I've been trying to study about two hours a day on average, which is a pretty large amount when you average out the fact that sometimes I will really bear down and study six hours a day, and sometimes I will burn out and not study for a couple of weeks.  The best and most productive thing I have found to do is to study for about four or five half-hour increments a day that are spaced out from each other.  On flash cards alone, I have averaged 735 cards a day over the life of my flash card deck, but only 470 a day over the last year (I know the exact number because my flash card program spits out all kinds of statistics).  And that's just on Polish...I'm also studying Dutch, German, Italian and Danish, but not with near the ferocity that I am applying to my Polish studies.  I probably spend about ten hours of Polish study for each hour of all the other languages combined.  Still, I had read on another Polish learner's blog that he studies about six hours of Polish for each hour of German and still knows German better because Polish is so complex and arcane.  I can relate.

And I strongly recommend Anki as a flash card program.  It's free and open-source (though donations are strongly encouraged and certainly deserved due to the excellent quality of the program), and there are a huge number of shared decks created by others.  But beware, the decks can vary in quality (since anybody can make them, they might not follow the best principles for learning; e.g., they might include too many facts on a card or just have cards for one direction of translation).  The Polish deck that I am using is excellent.  It was created by Per Ericksson, who really created one of the best language learning decks I have seen.  And I have added my own material to it so my deck is about 150% of the size of his (I have nearly 15000 facts and 30000 cards in mine; there are two cards for each fact because there is one for Polish-English, and one for English-Polish).  I emailed him many changes and corrections I had for a while and he incorporated them, but I guess he has not been maintaining it as diligently lately.  I don't want to put mine in the shared area because I don't want to supercede his, but if you want a copy of mine, let me know in a comment and I can send it to you (actually, I can send you a link to it so you can download it because it is so large it won't send in an email under most circumstances).  Another great thing about this deck is that I use it as a dictionary of first resort as well, by using the search function.

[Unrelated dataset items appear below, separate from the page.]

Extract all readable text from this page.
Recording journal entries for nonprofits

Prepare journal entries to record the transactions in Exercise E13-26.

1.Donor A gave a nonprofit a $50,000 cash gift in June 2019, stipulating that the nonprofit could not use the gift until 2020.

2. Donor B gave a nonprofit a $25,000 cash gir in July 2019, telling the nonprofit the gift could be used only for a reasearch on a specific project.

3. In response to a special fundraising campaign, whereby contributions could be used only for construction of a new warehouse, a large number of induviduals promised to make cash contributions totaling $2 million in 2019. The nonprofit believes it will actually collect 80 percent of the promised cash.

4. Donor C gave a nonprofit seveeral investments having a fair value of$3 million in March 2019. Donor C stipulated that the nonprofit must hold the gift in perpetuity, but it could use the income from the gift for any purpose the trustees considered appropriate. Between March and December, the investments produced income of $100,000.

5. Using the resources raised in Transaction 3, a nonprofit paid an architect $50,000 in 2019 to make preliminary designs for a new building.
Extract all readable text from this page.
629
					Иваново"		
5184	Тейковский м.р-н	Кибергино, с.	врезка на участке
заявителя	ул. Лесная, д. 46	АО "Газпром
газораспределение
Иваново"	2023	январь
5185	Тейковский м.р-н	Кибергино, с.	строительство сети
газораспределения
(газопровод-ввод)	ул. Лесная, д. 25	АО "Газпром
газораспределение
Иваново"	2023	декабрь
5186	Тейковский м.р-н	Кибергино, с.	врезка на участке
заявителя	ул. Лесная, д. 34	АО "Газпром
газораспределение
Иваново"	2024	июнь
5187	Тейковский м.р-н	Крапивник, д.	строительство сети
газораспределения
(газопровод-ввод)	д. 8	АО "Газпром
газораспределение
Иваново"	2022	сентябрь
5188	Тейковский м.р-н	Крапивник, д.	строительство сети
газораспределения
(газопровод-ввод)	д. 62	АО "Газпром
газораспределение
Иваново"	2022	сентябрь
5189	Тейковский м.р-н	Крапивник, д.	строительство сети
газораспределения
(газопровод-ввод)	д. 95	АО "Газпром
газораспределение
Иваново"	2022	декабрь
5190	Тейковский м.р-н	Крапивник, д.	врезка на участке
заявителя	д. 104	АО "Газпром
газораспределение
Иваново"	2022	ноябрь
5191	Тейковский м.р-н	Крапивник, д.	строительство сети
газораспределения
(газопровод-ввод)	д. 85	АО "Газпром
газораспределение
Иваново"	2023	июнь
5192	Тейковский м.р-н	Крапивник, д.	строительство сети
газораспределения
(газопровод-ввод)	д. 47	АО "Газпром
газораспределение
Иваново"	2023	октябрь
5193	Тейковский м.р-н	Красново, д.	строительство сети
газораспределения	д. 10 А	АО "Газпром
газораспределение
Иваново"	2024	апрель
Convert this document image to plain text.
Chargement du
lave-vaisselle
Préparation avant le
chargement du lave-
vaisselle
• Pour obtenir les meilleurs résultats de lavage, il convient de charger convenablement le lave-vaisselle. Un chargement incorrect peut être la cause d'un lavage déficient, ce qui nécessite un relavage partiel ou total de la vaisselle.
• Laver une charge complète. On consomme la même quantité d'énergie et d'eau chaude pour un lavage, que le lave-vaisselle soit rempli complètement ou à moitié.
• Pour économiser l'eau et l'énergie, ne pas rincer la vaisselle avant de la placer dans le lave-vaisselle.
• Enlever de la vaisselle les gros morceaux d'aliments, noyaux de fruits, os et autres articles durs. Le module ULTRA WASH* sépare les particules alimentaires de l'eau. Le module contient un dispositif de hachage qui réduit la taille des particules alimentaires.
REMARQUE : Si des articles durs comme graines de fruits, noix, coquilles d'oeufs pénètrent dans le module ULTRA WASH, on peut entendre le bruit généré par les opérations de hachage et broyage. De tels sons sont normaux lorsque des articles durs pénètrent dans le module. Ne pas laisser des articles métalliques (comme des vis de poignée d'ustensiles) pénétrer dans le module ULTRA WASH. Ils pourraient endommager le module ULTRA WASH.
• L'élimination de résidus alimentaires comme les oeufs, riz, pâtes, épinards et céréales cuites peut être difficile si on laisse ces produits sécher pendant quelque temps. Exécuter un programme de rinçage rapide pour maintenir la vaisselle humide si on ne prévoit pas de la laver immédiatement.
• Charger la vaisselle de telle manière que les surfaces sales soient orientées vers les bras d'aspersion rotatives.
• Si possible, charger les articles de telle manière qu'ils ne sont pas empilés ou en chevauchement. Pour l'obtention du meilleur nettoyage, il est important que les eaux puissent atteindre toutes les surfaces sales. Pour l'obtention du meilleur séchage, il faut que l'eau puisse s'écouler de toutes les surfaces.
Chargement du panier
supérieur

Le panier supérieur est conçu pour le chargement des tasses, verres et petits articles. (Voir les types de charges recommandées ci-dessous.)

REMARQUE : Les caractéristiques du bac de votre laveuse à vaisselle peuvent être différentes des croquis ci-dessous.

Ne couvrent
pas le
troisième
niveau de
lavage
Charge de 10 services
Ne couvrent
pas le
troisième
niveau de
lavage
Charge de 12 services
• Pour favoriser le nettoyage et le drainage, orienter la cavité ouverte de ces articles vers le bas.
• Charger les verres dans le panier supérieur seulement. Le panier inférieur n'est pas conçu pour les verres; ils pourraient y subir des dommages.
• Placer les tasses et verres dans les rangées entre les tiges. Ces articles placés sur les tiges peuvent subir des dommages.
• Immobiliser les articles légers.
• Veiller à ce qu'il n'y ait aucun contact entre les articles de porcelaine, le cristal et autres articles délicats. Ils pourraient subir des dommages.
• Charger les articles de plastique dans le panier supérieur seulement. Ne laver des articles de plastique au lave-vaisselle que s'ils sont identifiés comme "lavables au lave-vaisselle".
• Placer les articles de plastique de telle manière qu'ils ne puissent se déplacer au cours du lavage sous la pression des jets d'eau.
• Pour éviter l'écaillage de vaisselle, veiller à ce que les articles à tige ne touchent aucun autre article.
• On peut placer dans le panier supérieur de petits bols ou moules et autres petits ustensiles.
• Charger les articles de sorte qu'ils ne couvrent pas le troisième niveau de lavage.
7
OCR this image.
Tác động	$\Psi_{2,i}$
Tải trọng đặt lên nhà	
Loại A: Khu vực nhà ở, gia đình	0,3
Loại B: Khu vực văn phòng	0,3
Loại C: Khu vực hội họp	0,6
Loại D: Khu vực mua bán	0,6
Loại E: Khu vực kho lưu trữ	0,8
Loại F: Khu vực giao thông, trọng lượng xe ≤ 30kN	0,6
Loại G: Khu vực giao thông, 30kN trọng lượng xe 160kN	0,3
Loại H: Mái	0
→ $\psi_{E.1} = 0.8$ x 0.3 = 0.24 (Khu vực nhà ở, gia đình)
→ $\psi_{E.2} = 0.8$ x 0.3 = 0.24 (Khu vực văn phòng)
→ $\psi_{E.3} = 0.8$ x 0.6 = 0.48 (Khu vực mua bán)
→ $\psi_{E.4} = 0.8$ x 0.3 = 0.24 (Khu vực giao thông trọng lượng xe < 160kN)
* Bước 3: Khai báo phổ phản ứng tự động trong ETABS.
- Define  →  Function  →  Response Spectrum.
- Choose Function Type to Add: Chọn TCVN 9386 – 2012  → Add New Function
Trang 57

So after two years of study, I am probably at a low B1 level in reading and a mid-A2 level in speaking, and maybe a low A2 in understanding spoken speech (using the Common European Framework of Reference for Languages).  My speech skills (especially in understanding rapidly spoken speech) lag far behind my reading skills as I haven't been exposed to a lot of spoken language, and as my study methods are probably emphasizing vocabulary at the expense of grammar and verbal skills a lot more than a language course would make me do, mostly because I'm obsessed with knowing words and two- and three-word combinations of words in short phrases or idiomatic constructs.  So I'll probably learn about ten thousand words and idioms pretty well, then slowly start moving to more correctly using them and understanding them in speech.  That is probably not the way most people would learn...most would probably become "fluent" in a hundred words, then move up to a thousand, etc., but learning in a more balanced fashion and emphasizing verbal usage more.  Everybody finds their own path.

Anyway, that is probably enough for now.  I hope to maintain this blog at least sporadically; knowing my history of blogging there may be times when I am idle for a while.  But if somebody bugs me to put up a blog post, or suggests a topic for one, I might be spurred to action.